At neighbouring DGCX, too, considerable currency volatility this year has led to a rapid upturn in the use of futures to hedge exchange rate risk.
Currency futures volume at DGCX was 421,000 contracts in January-October 2009, far exceeding the 254,000 trades in the whole of 2008. Volume is still volatile from month to month, however, with more than half of this year’s volume coming in just three months – February, March and August.
DGCX’s West Texas Intermediate Light Sweet Crude Oil Future is also taking hold, with 105m barrels traded from May 2008, when it was launched, until December, and 214m in the first 10 months of 2009.
Other centres chase Dubai
And the fact that volumes on DGCX and Nasdaq Dubai are still small has done nothing to dampen the eagerness with which the region’s other exchanges are preparing listings.
Sources close to the Tadawul exchange who asked not to be named say that the exchange, the Saudi regulator and leading industry participants are working hard at preparing OTC and listed derivatives for early in the new year.

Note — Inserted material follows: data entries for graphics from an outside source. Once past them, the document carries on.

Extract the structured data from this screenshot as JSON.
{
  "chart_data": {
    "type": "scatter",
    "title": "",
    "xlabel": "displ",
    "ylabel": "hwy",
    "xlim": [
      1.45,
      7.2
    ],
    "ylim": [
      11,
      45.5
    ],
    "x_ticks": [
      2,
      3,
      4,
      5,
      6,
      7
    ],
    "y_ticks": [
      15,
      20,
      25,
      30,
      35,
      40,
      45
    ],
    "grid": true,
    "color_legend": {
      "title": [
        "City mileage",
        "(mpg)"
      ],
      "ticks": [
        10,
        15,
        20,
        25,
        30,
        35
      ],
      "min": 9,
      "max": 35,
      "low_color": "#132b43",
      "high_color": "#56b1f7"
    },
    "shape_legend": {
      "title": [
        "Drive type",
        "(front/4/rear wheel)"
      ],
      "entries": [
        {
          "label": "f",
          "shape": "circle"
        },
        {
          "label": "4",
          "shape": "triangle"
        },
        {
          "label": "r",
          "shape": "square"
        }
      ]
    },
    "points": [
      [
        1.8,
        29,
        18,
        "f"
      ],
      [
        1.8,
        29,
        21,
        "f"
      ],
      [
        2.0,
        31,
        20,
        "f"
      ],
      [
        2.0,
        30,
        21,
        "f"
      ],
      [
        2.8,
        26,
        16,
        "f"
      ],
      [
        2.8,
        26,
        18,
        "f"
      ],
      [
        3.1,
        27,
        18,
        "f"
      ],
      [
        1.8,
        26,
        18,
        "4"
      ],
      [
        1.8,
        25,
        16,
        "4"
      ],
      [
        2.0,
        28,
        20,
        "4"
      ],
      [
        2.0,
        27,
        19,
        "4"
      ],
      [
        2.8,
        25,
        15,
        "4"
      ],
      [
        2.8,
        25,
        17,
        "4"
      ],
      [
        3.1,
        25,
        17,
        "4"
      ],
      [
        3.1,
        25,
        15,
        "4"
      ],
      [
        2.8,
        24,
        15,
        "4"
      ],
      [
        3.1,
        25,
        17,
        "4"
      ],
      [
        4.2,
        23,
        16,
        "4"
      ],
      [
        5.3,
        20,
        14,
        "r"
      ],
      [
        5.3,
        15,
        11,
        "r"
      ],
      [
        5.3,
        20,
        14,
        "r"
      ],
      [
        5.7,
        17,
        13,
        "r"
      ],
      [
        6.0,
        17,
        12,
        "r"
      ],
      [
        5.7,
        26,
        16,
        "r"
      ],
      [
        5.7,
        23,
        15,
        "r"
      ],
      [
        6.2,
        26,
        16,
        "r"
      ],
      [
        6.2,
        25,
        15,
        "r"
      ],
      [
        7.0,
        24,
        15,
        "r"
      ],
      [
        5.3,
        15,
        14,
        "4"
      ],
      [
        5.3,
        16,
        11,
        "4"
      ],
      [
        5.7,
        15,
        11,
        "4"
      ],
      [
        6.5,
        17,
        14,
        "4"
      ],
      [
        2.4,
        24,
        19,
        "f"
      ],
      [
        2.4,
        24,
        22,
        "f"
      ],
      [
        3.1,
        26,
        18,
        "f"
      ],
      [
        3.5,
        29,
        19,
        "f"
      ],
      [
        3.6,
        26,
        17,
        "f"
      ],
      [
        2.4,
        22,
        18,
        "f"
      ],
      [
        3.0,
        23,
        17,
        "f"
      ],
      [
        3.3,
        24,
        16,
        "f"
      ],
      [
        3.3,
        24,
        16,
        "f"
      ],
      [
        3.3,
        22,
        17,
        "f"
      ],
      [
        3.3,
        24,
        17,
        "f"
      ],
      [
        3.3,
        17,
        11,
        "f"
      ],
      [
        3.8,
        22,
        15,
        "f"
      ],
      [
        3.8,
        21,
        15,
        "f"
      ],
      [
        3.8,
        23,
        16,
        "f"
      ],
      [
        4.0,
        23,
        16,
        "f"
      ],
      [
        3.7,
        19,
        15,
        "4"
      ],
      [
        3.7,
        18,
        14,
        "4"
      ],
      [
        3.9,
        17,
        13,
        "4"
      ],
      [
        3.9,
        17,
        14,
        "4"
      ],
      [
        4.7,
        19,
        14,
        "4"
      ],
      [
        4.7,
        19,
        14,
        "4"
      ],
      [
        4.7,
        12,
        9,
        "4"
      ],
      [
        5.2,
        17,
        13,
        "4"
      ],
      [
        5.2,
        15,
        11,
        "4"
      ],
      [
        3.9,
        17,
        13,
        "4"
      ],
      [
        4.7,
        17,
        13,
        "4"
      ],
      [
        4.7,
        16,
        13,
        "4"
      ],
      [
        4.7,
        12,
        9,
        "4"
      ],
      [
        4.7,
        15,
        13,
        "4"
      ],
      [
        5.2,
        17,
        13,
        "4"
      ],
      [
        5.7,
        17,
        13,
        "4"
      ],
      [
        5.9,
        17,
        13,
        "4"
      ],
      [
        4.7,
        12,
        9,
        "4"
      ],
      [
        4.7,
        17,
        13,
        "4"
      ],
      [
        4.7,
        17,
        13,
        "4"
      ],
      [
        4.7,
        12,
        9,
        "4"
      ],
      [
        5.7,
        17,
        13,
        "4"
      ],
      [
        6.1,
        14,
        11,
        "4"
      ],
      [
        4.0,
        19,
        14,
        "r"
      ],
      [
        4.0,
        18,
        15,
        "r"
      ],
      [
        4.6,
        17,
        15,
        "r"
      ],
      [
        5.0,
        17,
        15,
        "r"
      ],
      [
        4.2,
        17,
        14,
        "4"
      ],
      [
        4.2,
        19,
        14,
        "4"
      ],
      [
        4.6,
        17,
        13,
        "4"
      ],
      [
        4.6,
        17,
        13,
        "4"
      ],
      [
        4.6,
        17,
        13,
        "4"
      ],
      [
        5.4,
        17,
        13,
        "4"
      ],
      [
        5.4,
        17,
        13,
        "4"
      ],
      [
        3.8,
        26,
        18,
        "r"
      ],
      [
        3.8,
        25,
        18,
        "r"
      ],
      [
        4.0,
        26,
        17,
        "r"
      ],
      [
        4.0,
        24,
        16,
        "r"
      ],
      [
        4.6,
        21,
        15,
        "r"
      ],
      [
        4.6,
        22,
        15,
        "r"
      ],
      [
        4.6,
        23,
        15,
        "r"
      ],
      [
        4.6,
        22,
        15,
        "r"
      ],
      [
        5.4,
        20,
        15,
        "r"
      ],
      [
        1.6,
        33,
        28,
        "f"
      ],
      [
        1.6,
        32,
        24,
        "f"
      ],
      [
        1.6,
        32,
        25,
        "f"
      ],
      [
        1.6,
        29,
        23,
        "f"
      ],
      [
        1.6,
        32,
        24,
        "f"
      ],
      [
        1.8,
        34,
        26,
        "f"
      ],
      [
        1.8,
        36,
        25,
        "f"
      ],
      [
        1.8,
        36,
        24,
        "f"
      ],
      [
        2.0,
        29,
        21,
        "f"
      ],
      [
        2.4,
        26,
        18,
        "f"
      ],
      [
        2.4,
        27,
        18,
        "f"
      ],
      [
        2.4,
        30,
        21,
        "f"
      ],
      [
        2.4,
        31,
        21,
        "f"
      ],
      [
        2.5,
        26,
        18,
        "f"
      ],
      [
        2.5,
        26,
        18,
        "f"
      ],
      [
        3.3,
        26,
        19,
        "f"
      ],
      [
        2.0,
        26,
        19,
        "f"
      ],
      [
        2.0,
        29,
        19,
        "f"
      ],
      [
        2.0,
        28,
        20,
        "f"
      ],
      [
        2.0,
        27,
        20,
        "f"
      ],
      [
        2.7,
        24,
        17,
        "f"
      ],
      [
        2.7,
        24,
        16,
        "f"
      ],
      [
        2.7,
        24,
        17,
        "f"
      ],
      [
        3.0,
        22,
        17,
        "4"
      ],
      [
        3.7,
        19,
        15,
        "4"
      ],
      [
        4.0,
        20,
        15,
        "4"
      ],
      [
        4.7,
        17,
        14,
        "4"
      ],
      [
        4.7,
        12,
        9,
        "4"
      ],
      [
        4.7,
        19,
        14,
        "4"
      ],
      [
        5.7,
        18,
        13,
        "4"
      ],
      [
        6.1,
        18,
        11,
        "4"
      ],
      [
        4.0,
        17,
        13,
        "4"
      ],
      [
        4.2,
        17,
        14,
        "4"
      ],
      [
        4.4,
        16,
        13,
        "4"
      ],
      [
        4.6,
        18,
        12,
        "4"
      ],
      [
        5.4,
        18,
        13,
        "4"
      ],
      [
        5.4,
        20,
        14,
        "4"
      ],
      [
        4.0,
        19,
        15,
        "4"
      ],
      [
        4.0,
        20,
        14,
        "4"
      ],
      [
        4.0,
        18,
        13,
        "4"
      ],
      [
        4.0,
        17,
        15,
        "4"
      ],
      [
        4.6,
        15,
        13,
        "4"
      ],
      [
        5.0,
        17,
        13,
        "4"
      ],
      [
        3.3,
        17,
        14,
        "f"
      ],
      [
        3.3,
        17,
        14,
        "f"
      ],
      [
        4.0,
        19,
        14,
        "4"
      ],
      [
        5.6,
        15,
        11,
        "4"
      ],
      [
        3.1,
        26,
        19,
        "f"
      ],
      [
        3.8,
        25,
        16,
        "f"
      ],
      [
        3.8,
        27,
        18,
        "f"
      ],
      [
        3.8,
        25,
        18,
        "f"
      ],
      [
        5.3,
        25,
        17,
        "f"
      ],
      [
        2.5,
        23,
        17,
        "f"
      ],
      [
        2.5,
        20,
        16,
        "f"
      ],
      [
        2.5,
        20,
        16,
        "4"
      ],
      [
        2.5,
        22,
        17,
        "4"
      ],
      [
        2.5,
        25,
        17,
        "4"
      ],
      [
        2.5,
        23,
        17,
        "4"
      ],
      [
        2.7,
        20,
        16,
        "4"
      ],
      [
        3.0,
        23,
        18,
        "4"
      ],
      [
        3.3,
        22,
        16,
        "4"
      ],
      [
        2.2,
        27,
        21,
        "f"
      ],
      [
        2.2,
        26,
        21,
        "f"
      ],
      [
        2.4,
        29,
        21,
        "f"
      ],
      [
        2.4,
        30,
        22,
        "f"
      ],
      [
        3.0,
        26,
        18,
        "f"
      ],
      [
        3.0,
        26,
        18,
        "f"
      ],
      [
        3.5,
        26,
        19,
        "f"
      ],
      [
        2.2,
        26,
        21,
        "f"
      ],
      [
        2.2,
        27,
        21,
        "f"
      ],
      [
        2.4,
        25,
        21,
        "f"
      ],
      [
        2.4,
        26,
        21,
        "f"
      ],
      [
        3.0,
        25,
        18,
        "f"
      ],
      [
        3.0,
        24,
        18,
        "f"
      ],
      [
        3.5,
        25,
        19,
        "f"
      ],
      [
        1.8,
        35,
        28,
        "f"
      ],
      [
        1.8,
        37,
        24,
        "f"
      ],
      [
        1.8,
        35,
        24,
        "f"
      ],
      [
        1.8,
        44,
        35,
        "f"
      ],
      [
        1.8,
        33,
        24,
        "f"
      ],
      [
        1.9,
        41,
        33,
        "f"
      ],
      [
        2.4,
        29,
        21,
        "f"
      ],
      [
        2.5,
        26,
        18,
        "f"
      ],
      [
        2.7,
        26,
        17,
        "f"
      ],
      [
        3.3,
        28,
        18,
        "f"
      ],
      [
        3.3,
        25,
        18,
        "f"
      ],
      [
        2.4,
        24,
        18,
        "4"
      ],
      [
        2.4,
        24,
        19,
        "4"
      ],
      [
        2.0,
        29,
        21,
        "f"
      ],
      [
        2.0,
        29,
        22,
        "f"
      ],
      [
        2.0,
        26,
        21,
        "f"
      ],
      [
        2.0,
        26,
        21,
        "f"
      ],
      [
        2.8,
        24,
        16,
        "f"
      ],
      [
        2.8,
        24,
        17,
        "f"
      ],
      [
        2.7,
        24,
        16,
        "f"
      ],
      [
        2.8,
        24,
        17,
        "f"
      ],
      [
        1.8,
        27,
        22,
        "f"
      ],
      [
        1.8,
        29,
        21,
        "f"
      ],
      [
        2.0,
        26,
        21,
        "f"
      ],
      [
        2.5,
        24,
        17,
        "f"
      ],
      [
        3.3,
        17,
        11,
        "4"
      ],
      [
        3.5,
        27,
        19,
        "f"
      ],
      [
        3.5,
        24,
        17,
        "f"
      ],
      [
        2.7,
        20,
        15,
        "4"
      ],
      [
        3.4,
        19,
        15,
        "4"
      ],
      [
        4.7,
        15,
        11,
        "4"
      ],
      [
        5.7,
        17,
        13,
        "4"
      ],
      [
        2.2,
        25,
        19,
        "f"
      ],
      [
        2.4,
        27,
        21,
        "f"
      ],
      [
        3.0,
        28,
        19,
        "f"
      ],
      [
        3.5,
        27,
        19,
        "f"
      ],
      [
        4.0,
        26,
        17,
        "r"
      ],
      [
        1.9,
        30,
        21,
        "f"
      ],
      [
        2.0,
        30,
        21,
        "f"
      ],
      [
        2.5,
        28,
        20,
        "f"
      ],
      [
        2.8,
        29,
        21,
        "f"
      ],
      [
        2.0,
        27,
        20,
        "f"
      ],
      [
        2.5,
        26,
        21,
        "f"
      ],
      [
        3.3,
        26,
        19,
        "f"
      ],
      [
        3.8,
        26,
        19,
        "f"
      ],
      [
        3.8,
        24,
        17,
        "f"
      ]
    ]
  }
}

The exchanges of Abu Dhabi, Qatar and Bahrain have all committed to listing commodity or equity futures next year.
And the exposure of these exchanges to the worldwide trend of consolidation shows that the global exchange groups expect derivatives to thrive in the Middle East in the future.
CME Group owns 25% of the DME, with a further 20% of its equity held by a range of financial and energy firms including Goldman Sachs, Morgan Stanley and Shell.
Nasdaq OMX bought a 33% share in the Dubai International Financial Exchange in February 2008.
Then in June this year NYSE Euronext invested $200m for a 20% stake in Qatar Exchange. The deal was a cornerstone of the gas-rich state’s play to rival Dubai as the region’s financial hub.
In November new chief executive Andre Went, previously a senior executive at NYSE Euronext, restated QE’s ambitions to become an international and regional platform. Exchange-traded funds are planned for September 2010 and options and futures in 2011.
Meanwhile, this October, Bahrain Financial Exchange confirmed that, pending regulatory approval from the Central Bank of Bahrain, it planned to begin early in 2010 offering commodity and currency futures.
The new exchange is owned entirely by India’s Financial Technologies, which, in 2005, set up the DGCX, the Gulf’s first derivatives exchange.
These developments certainly indicate commitment from well-capitalised and experienced groups outside the region. In light of the uncertainties now surrounding Dubai World, and all the obstacles to getting new products really well accepted and actively used, experience and deep pockets are what is needed to develop liquidity in the region’s nascent local derivatives market.
When Andre Went predicted in early November that the job of developing derivatives on Qatar Exchange was one for the long term, it’s unlikely he expected events to prove him right quite so quickly.